Schulstart in Niedersachsen

Über 80.000 Erstklässler

ein Niedersachsen-Artikel von Michael Weber - 04.08.2010
Schulstart in Niedersachsen

Für das am Donnerstag beginnende Schuljahr 2010/11 ist die Unterrichtsversorgung nach Auffassung von Kultusminister Dr. Bernd Althusmann gesichert. Sie wird an den öffentlichen allgemeinbildenden Schulen voraussichtlich landesweit bei durchschnittlich etwas mehr als 100 Prozent, in den Grundschulen bei rund 102 Prozent, liegen. „Niedersachsens Schulen sind gut auf die Herausforderungen des neuen Schuljahrs vorbereitet. Wir haben alle frei werdenden Lehrerstellen neu besetzt und zum Schuljahresbeginn bereits mehr als 1.450 neue Lehrkräfte an den über 3.000 allgemeinbildenden Schulen eingestellt. Im Schuljahr des Doppelabiturs entfällt fast die Hälfte der Neueinstellungen auf das Lehramt an Gymnasien", sagte Dr. Bernd Althusmann heute in Hannover.
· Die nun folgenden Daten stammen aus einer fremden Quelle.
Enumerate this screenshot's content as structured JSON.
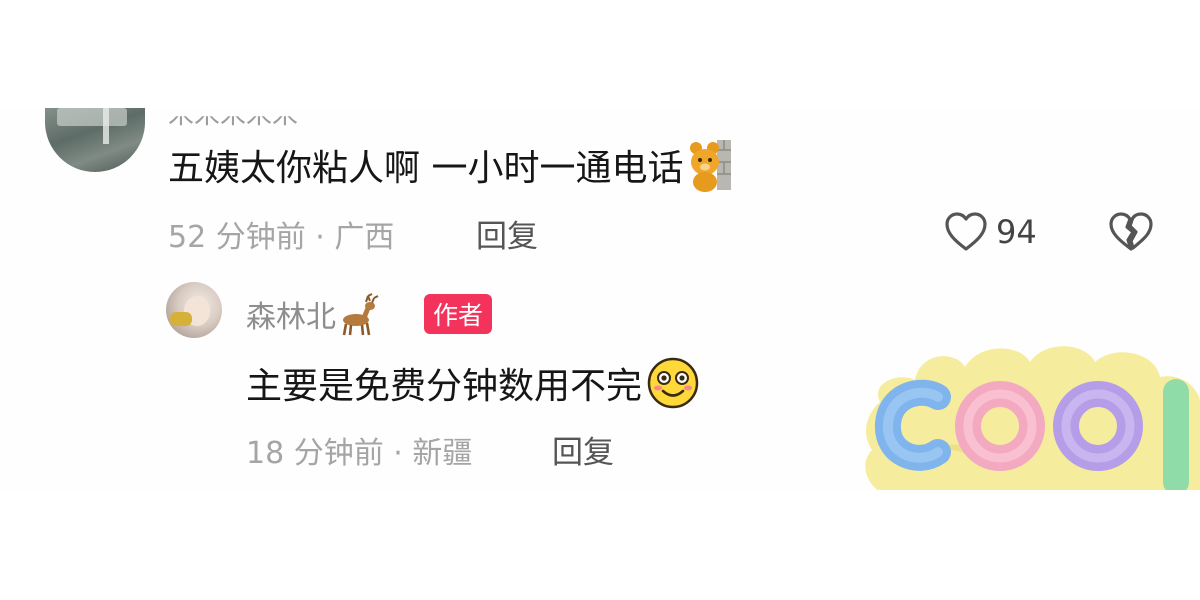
{
  "comment1": {
    "author_partial": "米米米米米",
    "text": "五姨太你粘人啊 一小时一通电话",
    "emoji": "bear-peeking-emoji",
    "meta": "52 分钟前 · 广西",
    "reply_label": "回复",
    "like_count": "94"
  },
  "comment2": {
    "author": "森林北",
    "author_emoji": "deer-emoji",
    "badge": "作者",
    "text": "主要是免费分钟数用不完",
    "emoji": "smiling-face-emoji",
    "meta": "18 分钟前 · 新疆",
    "reply_label": "回复"
  },
  "sticker": {
    "text": "COOL",
    "name": "cool-sticker"
  },
  "colors": {
    "badge": "#f3335b",
    "meta_text": "#a5a5a5",
    "body_text": "#161616"
  }
}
An den allgemeinbildenden Schulen werden die Schülerzahlen im sechsten Jahr in Folge zurückgehen. Im neuen Schuljahr wird es nur noch rund 928.000 Schülerinnen und Schüler geben wovon zum Schuljahresbeginn etwas mehr als 80.000 Schülerinnen und Schüler neu eingeschult werden, was zum Teil durch das Vorziehen des Einschulalters bedingt ist. Bis 2013 wird die Zahl der Schulanfänger in Niedersachsen allerdings auf rund 69.000 sinken.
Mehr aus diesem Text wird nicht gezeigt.